If you have exchange in what’s called a hybrid environment, then you may know this, or you may not know this.
Exchange Hybrid - EHLO
Hybrid environment comes from the term where you have exchange locally as well as exchange online (EXO) If you have to set up, it referred to as hybrid configuration and the way it works is pretty simple.
Authoritative v Internal Relay
The domain in office 365 under accepted domains is set to internal relay, this means as a message comes into EXO If it’s not in the address book, it will automatically be sent down your hybrid connector, This means it will end up on local exchange.

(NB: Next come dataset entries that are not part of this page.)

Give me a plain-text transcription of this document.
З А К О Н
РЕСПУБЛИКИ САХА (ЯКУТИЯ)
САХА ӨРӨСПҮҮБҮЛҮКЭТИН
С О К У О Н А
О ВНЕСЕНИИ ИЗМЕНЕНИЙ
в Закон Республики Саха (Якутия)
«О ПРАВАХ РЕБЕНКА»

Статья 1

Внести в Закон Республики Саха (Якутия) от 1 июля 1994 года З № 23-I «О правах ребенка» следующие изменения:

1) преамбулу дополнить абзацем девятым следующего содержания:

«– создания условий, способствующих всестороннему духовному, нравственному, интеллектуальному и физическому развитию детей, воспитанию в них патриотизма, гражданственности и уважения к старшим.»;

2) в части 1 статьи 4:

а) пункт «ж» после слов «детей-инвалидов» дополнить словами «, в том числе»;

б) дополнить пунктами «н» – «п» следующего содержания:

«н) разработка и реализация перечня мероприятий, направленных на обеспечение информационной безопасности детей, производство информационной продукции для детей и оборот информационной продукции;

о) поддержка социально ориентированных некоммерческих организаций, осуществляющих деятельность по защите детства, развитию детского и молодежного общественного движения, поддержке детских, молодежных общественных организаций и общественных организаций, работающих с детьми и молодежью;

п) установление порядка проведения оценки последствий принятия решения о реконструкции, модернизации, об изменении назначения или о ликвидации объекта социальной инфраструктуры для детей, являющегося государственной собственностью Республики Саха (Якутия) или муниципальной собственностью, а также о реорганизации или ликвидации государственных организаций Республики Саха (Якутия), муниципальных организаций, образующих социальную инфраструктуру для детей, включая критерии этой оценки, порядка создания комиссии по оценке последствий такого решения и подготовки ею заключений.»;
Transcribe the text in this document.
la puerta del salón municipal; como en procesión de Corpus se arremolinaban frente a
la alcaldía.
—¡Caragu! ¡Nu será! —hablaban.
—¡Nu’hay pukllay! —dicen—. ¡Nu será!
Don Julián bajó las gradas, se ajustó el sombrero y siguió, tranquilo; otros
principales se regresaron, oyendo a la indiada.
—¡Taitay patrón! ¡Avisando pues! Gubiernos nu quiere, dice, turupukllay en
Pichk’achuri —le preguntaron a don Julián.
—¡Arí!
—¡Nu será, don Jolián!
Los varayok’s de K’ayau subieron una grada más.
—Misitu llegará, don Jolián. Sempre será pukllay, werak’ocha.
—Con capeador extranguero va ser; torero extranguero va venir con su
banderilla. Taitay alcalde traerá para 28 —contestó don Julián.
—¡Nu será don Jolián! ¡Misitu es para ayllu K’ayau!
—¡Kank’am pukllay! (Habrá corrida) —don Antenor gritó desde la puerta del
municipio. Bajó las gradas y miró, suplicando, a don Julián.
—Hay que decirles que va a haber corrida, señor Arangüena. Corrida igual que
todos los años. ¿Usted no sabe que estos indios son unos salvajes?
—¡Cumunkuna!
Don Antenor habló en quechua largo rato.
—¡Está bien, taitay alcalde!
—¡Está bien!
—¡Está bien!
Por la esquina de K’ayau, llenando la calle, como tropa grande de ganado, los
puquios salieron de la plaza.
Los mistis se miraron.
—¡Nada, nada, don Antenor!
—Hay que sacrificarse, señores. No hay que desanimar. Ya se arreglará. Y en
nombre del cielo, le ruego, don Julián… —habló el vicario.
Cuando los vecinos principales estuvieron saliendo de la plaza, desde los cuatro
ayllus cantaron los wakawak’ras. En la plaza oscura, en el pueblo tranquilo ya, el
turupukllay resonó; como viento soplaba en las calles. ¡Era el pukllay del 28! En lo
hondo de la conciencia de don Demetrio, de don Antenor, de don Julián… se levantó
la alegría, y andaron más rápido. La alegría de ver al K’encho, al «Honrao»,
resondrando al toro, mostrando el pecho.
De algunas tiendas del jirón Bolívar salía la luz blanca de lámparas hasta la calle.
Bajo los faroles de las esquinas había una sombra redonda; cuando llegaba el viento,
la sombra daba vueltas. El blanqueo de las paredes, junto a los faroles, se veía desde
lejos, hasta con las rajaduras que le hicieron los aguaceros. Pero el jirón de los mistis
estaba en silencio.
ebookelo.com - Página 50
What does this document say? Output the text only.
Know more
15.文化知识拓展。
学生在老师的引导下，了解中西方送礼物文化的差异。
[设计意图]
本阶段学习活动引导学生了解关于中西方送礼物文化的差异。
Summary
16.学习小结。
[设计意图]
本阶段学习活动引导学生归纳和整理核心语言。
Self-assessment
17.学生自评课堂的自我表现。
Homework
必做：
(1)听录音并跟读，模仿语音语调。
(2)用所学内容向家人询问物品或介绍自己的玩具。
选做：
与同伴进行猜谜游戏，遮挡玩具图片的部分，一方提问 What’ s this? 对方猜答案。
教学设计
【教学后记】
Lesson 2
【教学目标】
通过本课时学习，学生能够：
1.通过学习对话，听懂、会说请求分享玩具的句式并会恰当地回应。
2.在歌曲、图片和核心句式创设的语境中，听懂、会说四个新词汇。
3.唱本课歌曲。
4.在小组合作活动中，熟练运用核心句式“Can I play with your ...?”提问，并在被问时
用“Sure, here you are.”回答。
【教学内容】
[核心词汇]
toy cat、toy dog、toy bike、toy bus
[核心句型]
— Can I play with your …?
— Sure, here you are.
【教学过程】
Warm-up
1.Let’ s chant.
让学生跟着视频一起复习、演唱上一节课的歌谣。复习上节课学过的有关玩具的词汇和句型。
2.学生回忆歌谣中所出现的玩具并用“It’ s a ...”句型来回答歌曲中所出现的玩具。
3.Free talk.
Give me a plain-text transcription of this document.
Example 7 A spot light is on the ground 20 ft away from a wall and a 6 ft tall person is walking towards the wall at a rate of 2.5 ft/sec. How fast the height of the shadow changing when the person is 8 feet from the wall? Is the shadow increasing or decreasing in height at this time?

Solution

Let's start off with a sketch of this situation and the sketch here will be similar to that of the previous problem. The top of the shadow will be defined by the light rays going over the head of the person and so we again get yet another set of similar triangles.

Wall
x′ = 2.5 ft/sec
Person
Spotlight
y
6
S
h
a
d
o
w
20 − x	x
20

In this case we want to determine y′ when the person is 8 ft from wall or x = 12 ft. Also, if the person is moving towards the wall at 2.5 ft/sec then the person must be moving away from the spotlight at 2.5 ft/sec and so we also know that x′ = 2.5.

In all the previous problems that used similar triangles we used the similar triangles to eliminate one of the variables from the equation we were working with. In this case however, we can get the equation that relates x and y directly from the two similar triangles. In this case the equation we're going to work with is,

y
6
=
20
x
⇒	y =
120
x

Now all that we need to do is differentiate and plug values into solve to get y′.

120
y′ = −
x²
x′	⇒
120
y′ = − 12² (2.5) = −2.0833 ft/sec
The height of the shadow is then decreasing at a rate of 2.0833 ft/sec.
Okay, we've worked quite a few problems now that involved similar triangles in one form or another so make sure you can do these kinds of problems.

If you’re local exchange, it is authoritative for that domain and the mailbox does not exist, Exchange will send a rejection back saying the mailbox does not exist, however, if at this point that domain is internal relay, it will look up the connectors and move onto the next hop.
Distribution groups : Cloud ☁️ Created
If you have a distribution group that is created exclusively in the cloud, and I’ve covered this in another article about users and computers.
This means as the account is synchronized with Entra you will be able to add that account to the distribution group, unfortunately, the user who is not in EXO will failed to receive that message completely from the point in the future, they will probably receive an NDR, that is unless you have a transport rule that deletes them 🙁
Distribution groups ; Local Exchange
This is the more interesting one, and I’m aware it’s caught quite a few people out in the past, if you create a local distribution group on exchange, then exchange is aware of the accounts in EXO - So it has no problem letting you add EXO accounts to that distribution group.
The current state of affairs is you’ve created a local Distribution group that at some point will be synchronized with Entra and it will contain all the members you are expecting to see, this may all be EXO users or a mixture of both.
Distribution group dilemma
You now have a new distribution group and you want to use it to send out some emails, so from your Outlook you find this distribution group that in this example is distributed like this:
15 EXO Mailboxes
6 Exchange Mailboxes
You click send and the message has gone, well, outlook has reported it’s been sent, and technically the message has been sent.
The six mailboxes on local exchange receive this message instantaneously, however, the mailboxes in EXO have not got the message yet…..
You probably think to yourself “it’s going through the system” and it should arrive in a couple of seconds, until a couple of minutes go by and the people in EXO have not received the message?
Checking logs and message trace
Your first port of call will be the exchange logs or possibly message tracing, if your first port to call is to give it more time or possibly reboot the exchange servers - eekkkk - this particular instance, the problem will not be fixed with time or reboots.
Exchange has quite a few logs, so to check the logs, you will need to check all of those logs for every receiving send connector for every server in your exchange organization, unlike a mailbox, it will not have a single point in a database.
If you check the message, tracing logs, you will notice that it’s only been sent to the people locally on exchange, which might lead you down the incorrect assumption that the message is not been delivered to EXO.
Delivery management Incompatibilities
The cause of this particular problem is the innocent looking option called “Delivery management” Tab which can be seen when you open the distribution group from ECP:
Can you spot the problem yet? It’s not a magic eye 👁️
Finding the cause of the issue
If you look at the wording here it clearly says “Only people inside my organization” - Weird these people are inside my organization??
Unfortunately, that is where you are mistaken with exchange inside your organization means people that do not have a remote account, whether this is a remote mailbox or a remote shared mailbox - the term “Remote“ Is not included in the term inside.
If you have a mailbox that’s in EXO Then you have what is known as a remote routing address on your mailbox, you can see this in the email address options from the mailbox for the user as below:
This means even though you send an email to someone from the correct email address, the remote routing address is actually outside the company, so for this example:email : lee@croucher.cloud
Remote routed email : lee@croucher.onmicrosoft.com
This means the domain croucher.onmicrosoft.com - is 100% outside my internal users from exchanges point of view.
If you have the delivery management set to inside your organization, only people actually inside your organization will get the email, which does not include people in EXO
Fix the issue
Sure, now we understand why we need to change it, and we are not just clicking buttons aimlessly, hoping that it will fix the problem, as the understanding is more important as I keep saying that the solution to fixing it.
We can change the option to allow people from inside and outside the organization.